In a Fight with Your Vagina

Imagine a friend who starts flaking on your plans with no real explanation.  After a continued pattern, you get fed up and decide that you are no longer going to make any plans with her and set yourself up for disappointment. There may have been positive memories of the past, times where you really enjoyed each other’s company and went on fun adventures.  But the new state of affairs has brought you to a point where you feel like the best thing you can do for your sanity and emotional health is to detach from this friend. No more making plans, no more expectations, no more hoping.

I often see this idea play out for a woman when she begins having painful sex or encountering difficulty with orgasm.  Anger, disappointment, confusion, and sadness may sprout; she may feel bewildered as to why, after years of not having a problem, there seems to be a problem that is more than a phase and isn’t going away.  She begins to feel let down by her body, frustrated with her vagina and the pleasure she is grieving due to dysfunction.  Consequently, a detachment process may develop.  She may avoid sexual activity altogether; not just the moments where she is struggling, but all of it.  Perhaps every now and then she has an inkling that maybe this time it’ll be different, but alas, she once again feels let down, and she decides (often not consciously) that sex is no longer on her radar.
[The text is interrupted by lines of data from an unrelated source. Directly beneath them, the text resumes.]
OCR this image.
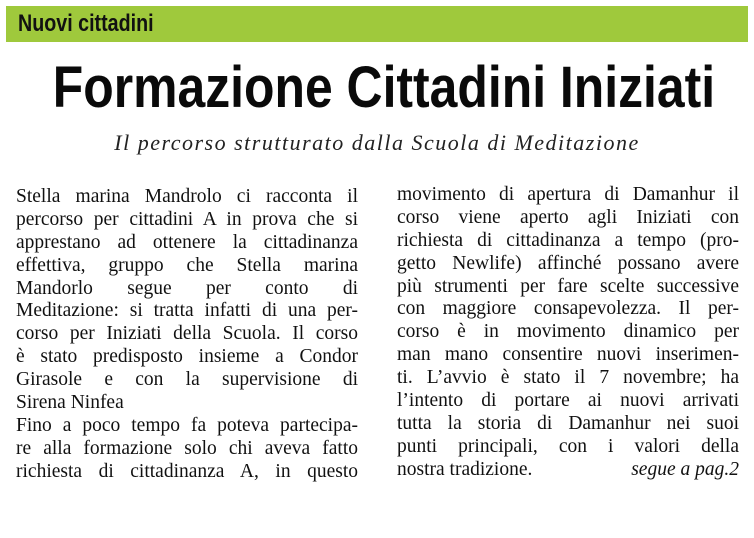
Nuovi cittadini
Formazione Cittadini Iniziati
Il percorso strutturato dalla Scuola di Meditazione
Stella marina Mandrolo ci racconta il
percorso per cittadini A in prova che si
apprestano ad ottenere la cittadinanza
effettiva, gruppo che Stella marina
Mandorlo segue per conto di
Meditazione: si tratta infatti di una per-
corso per Iniziati della Scuola. Il corso
è stato predisposto insieme a Condor
Girasole e con la supervisione di
Sirena Ninfea
Fino a poco tempo fa poteva partecipa-
re alla formazione solo chi aveva fatto
richiesta di cittadinanza A, in questo
movimento di apertura di Damanhur il
corso viene aperto agli Iniziati con
richiesta di cittadinanza a tempo (pro-
getto Newlife) affinché possano avere
più strumenti per fare scelte successive
con maggiore consapevolezza. Il per-
corso è in movimento dinamico per
man mano consentire nuovi inserimen-
ti. L’avvio è stato il 7 novembre; ha
l’intento di portare ai nuovi arrivati
tutta la storia di Damanhur nei suoi
punti principali, con i valori della
nostra tradizione.	segue a pag.2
But whereas a friend is person outside of you and you can actually detach, a woman feeling detached from her vagina has to walk around with that internally detached feeling.  Of course, there are moments where the magnitude of the detachment is pronounced, but it’s amazing how much a person can habituate to a disjointed feeling inside.  It is thus important that treatment for sexual dysfunction not only incorporate the medical piece and physiological functioning, but also assess and value the mind-body connection and internal integration.  Therapies like EMDR, Internal Family Systems, Somatic Interventions, mindfulness, and meditation can be transformative in healing the rupture and restoring a sense of inner connectedness, and I have seen many patients find new hope and inner peace that enables them to “make up” with their body parts that aren’t functioning as they want and feel positive again about their sex lives and relationships.